Responding to the debate, Dr Amrit Chandan, chief executive and founder of batttery company Aceleron, said that the sector needed to adopt a more sustainable approach to battery production.

Aceleron designs its lithium-ion batteries so that they can be repaired, upgraded, reused and recycled.

"Batteries are our best hope for a solution to the climate crisis, but we have to rethink the way we approach the manufacturing process. Not only is the mining of precious metals like cobalt worsening human health, but they are another finite resource that we keep taking from the earth with little thought to what happens when they're gone.

"We need innovative, circular-economy approaches to battery manufacturing to prevent further risk to populations, while still satisfying the increasing global demand for energy storage."

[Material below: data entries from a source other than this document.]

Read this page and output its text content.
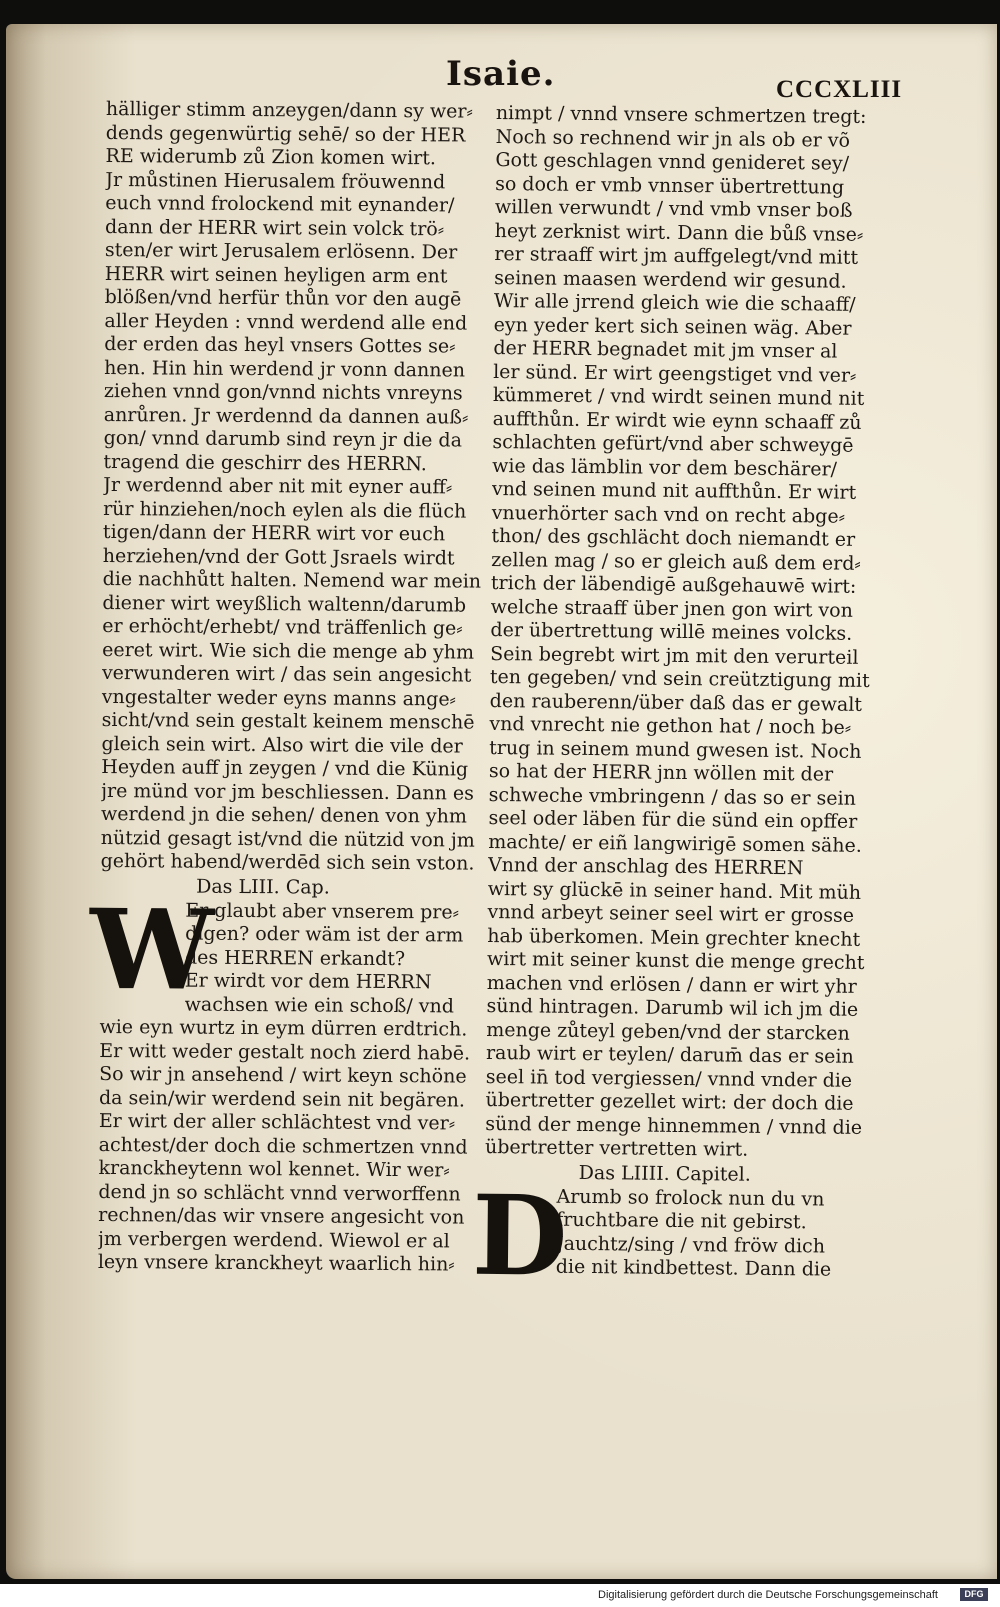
Isaie.	CCCXLIII
hälliger stimm anzeygen/dann sy wer⸗
dends gegenwürtig sehē/ so der HER
RE widerumb zů Zion komen wirt.
Jr můstinen Hierusalem fröuwennd
euch vnnd frolockend mit eynander/
dann der HERR wirt sein volck trö⸗
sten/er wirt Jerusalem erlösenn. Der
HERR wirt seinen heyligen arm ent
blößen/vnd herfür thůn vor den augē
aller Heyden : vnnd werdend alle end
der erden das heyl vnsers Gottes se⸗
hen. Hin hin werdend jr vonn dannen
ziehen vnnd gon/vnnd nichts vnreyns
anrůren. Jr werdennd da dannen auß⸗
gon/ vnnd darumb sind reyn jr die da
tragend die geschirr des HERRN.
Jr werdennd aber nit mit eyner auff⸗
rür hinziehen/noch eylen als die flüch
tigen/dann der HERR wirt vor euch
herziehen/vnd der Gott Jsraels wirdt
die nachhůtt halten. Nemend war mein
diener wirt weyßlich waltenn/darumb
er erhöcht/erhebt/ vnd träffenlich ge⸗
eeret wirt. Wie sich die menge ab yhm
verwunderen wirt / das sein angesicht
vngestalter weder eyns manns ange⸗
sicht/vnd sein gestalt keinem menschē
gleich sein wirt. Also wirt die vile der
Heyden auff jn zeygen / vnd die Künig
jre münd vor jm beschliessen. Dann es
werdend jn die sehen/ denen von yhm
nützid gesagt ist/vnd die nützid von jm
gehört habend/werdēd sich sein vston.
Das LIII. Cap.
W
Er glaubt aber vnserem pre⸗
digen? oder wäm ist der arm
des HERREN erkandt?
Er wirdt vor dem HERRN
wachsen wie ein schoß/ vnd
wie eyn wurtz in eym dürren erdtrich.
Er witt weder gestalt noch zierd habē.
So wir jn ansehend / wirt keyn schöne
da sein/wir werdend sein nit begären.
Er wirt der aller schlächtest vnd ver⸗
achtest/der doch die schmertzen vnnd
kranckheytenn wol kennet. Wir wer⸗
dend jn so schlächt vnnd verworffenn
rechnen/das wir vnsere angesicht von
jm verbergen werdend. Wiewol er al
leyn vnsere kranckheyt waarlich hin⸗
nimpt / vnnd vnsere schmertzen tregt:
Noch so rechnend wir jn als ob er võ
Gott geschlagen vnnd genideret sey/
so doch er vmb vnnser übertrettung
willen verwundt / vnd vmb vnser boß
heyt zerknist wirt. Dann die bůß vnse⸗
rer straaff wirt jm auffgelegt/vnd mitt
seinen maasen werdend wir gesund.
Wir alle jrrend gleich wie die schaaff/
eyn yeder kert sich seinen wäg. Aber
der HERR begnadet mit jm vnser al
ler sünd. Er wirt geengstiget vnd ver⸗
kümmeret / vnd wirdt seinen mund nit
auffthůn. Er wirdt wie eynn schaaff zů
schlachten gefürt/vnd aber schweygē
wie das lämblin vor dem beschärer/
vnd seinen mund nit auffthůn. Er wirt
vnuerhörter sach vnd on recht abge⸗
thon/ des gschlächt doch niemandt er
zellen mag / so er gleich auß dem erd⸗
trich der läbendigē außgehauwē wirt:
welche straaff über jnen gon wirt von
der übertrettung willē meines volcks.
Sein begrebt wirt jm mit den verurteil
ten gegeben/ vnd sein creütztigung mit
den rauberenn/über daß das er gewalt
vnd vnrecht nie gethon hat / noch be⸗
trug in seinem mund gwesen ist. Noch
so hat der HERR jnn wöllen mit der
schweche vmbringenn / das so er sein
seel oder läben für die sünd ein opffer
machte/ er eiñ langwirigē somen sähe.
Vnnd der anschlag des HERREN
wirt sy glückē in seiner hand. Mit müh
vnnd arbeyt seiner seel wirt er grosse
hab überkomen. Mein grechter knecht
wirt mit seiner kunst die menge grecht
machen vnd erlösen / dann er wirt yhr
sünd hintragen. Darumb wil ich jm die
menge zůteyl geben/vnd der starcken
raub wirt er teylen/ darum̄ das er sein
seel in̄ tod vergiessen/ vnnd vnder die
übertretter gezellet wirt: der doch die
sünd der menge hinnemmen / vnnd die
übertretter vertretten wirt.
Das LIIII. Capitel.
D
Arumb so frolock nun du vn
fruchtbare die nit gebirst.
Jauchtz/sing / vnd fröw dich
die nit kindbettest. Dann die
Digitalisierung gefördert durch die Deutsche Forschungsgemeinschaft	DFG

The Democratic Republic of the Congo mines 60% of the world's cobalt supply, with Australia the second largest producer.  The mineral is also mined in Zambia, Cuba, China and the Philippines.

According to The Guardian, in 2017 the world's battery makers used 41,000 tonnes of cobalt, representing a third of total production. By 2025, this is expected to increase to 117,000 tonnes.

The court papers claim that Apple, Dell, Microsoft, Google and Tesla all had the authority and resources to oversee and regulate their cobalt supply chains, and that not doing to so contributed to the catalogue of deaths and injuries.